Mind the Gap

Mind the Gap

I can recall a particular project I was supporting that, during one meeting, I suddenly became very confused about the proposed solutions and direction we would be taking. Interrupting, I asked if we could spend some time working backward from those solutions/countermeasures to where we believed the problem resided.  As it happened, we were going to be doing a lot of "good stuff" but it seemed to have little direct effect on what we believed was the root of the problem.  This next suggestion might be safer to conduct as a thought experiment rather than live, but ...  Imagine you are in a meeting to brainstorm, root cause analyze or problem solve. What if everyone stopped and wrote down the problem they were trying to solving? What are the chances we would arrive at the same statement?

While one of the most basic concepts of continuous improvement, the development of a problem statement is one of the, if not the most, crucial elements to a successful project.  To be able to state the problem we first need to understand the problem and get others to understand the problem the same way.  This requirement to 'clarify the problem' is the first step of tradition eight step problem solving.  One attribute that must be present to illustrate a problem is a gap in performance.  Either the performance has degraded and we desire to return it to it's past glory (or baseline).  Or, we define an objective from benchmarking or strategy to strive for that is a gap between our current state and the desired future state.  In both scenarios, the problem can now be quantified and clearly depicted/communicated as a gap between our current performance and desired performance.  Keeping our mind on that gap allows us stay focused through root cause analysis and countermeasures. 
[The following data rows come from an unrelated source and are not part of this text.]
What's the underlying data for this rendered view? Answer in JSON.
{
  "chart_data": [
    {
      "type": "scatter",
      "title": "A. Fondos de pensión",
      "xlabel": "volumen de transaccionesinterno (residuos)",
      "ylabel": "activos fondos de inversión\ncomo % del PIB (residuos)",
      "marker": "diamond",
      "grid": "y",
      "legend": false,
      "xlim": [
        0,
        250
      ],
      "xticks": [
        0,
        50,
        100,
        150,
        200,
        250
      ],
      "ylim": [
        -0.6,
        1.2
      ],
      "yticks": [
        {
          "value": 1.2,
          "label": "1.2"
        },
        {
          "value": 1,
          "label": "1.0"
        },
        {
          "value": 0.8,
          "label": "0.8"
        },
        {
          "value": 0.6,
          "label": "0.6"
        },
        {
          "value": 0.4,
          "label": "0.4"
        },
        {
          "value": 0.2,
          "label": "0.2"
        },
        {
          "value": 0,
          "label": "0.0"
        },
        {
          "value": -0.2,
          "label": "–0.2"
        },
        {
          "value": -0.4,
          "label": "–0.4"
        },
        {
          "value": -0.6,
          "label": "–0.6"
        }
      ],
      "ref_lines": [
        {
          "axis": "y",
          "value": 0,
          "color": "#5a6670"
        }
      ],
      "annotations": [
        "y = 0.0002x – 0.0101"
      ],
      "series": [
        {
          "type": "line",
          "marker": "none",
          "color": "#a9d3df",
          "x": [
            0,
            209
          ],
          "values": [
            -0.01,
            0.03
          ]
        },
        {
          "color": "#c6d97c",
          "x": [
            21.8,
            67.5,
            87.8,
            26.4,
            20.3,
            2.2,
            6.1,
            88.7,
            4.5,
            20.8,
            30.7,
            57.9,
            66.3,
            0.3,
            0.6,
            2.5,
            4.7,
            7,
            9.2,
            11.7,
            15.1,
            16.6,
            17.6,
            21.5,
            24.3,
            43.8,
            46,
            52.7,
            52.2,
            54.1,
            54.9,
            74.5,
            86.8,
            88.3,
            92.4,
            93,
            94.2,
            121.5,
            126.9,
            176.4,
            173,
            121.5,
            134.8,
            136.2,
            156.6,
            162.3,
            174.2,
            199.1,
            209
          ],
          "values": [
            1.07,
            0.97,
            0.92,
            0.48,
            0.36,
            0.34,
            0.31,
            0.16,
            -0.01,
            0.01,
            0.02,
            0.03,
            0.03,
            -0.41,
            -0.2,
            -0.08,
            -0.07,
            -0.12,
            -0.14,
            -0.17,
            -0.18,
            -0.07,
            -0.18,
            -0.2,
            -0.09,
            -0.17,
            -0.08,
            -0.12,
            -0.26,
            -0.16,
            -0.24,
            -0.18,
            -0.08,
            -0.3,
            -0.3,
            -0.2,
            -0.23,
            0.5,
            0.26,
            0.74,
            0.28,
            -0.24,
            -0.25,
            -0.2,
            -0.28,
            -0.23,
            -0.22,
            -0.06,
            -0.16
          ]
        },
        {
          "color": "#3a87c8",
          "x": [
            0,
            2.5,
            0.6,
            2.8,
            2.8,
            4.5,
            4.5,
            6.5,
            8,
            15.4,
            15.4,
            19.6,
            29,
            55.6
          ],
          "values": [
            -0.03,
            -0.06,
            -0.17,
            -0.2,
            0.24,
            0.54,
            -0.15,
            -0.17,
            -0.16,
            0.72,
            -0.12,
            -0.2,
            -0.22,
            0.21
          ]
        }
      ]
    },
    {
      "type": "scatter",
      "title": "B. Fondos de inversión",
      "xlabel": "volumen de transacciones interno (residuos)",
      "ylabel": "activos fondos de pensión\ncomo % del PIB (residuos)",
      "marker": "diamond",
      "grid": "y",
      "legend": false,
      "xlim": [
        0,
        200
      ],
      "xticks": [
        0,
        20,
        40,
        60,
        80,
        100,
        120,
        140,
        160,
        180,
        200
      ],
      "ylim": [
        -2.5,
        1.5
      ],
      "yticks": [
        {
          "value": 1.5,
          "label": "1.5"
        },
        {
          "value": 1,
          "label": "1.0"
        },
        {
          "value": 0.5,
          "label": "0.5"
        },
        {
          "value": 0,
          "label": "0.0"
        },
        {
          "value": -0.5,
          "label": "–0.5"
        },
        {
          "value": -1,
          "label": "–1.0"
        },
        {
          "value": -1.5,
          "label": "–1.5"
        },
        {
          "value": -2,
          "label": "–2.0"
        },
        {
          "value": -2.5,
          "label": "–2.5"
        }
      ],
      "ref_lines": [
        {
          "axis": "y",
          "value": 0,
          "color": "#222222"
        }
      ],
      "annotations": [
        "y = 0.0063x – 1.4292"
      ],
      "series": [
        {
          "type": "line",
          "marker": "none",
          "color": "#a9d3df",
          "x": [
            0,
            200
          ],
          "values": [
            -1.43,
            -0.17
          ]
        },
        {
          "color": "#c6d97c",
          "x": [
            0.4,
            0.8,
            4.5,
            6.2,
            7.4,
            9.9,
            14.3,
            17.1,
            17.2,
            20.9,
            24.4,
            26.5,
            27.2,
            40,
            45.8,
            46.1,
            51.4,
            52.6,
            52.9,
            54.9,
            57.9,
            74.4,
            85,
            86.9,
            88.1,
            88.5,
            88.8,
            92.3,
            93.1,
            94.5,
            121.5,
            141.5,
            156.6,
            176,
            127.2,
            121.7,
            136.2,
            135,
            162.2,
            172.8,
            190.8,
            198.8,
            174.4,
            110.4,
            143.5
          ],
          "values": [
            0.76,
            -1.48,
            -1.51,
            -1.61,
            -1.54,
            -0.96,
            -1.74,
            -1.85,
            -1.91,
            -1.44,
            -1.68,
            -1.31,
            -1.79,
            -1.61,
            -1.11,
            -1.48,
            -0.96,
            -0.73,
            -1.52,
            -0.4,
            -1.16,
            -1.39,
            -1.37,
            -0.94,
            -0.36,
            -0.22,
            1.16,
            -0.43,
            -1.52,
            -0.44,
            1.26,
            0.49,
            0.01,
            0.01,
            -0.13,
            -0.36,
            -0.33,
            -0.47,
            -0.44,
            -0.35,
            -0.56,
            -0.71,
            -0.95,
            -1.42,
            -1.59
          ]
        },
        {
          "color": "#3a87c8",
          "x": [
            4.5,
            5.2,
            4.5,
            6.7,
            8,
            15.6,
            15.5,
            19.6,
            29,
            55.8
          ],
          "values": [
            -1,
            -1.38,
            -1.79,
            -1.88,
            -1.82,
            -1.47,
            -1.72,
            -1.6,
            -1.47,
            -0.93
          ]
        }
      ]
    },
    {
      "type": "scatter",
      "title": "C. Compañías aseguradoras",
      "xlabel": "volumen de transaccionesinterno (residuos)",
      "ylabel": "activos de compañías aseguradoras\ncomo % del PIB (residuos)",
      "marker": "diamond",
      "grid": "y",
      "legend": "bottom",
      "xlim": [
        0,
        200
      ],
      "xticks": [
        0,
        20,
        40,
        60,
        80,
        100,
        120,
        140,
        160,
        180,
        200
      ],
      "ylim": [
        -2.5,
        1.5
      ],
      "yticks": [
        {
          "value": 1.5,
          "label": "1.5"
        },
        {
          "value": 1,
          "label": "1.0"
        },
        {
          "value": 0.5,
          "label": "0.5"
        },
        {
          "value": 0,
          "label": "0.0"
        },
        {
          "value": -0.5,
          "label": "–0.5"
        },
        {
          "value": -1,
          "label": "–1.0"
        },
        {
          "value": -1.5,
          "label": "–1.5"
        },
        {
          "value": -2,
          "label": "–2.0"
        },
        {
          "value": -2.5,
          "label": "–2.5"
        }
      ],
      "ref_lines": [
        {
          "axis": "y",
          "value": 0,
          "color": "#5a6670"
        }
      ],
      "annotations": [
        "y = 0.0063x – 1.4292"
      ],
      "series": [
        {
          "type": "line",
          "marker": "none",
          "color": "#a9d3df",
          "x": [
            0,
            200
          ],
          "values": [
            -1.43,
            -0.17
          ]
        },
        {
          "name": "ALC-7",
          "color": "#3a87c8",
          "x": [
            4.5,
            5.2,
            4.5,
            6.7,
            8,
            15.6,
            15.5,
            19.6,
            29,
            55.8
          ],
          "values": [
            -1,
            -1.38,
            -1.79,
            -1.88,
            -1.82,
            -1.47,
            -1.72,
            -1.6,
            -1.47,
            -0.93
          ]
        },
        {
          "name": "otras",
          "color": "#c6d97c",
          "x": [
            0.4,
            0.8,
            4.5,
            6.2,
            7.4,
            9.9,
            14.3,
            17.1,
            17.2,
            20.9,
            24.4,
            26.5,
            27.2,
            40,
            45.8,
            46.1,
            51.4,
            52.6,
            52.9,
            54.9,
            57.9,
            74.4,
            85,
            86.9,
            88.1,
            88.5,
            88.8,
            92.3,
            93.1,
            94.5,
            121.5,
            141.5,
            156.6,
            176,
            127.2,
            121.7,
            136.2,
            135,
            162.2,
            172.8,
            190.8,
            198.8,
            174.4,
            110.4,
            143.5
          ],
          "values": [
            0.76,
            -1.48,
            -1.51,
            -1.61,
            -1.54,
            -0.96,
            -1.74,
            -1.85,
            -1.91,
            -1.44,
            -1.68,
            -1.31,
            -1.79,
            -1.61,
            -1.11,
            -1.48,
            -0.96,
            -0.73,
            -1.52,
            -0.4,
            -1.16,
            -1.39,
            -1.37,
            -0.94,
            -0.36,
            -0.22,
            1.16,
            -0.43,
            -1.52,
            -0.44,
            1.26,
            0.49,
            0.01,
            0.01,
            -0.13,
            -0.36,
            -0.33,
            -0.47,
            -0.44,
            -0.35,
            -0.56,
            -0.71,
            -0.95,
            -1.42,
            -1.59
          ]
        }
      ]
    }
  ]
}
A defined problem statement seems pretty basic a concept, and it is.  Yet, with many continuous improvement concepts, it is not the concepts that are complex ... it is putting them into practice in the real-world that is.  But that should not dissuade us from best-practice, because as Charles Kettering once said "A problem well stated is a problem half-solved."

What I have experienced, it that too many quickly seek the primary factor, and not the other potential causes that could have created the primary factor. In todays world of manufacturing and servicing, it is a combination of electrical, mechanical and include hydraulics or pneumatics. And one should not discount the human factor as well.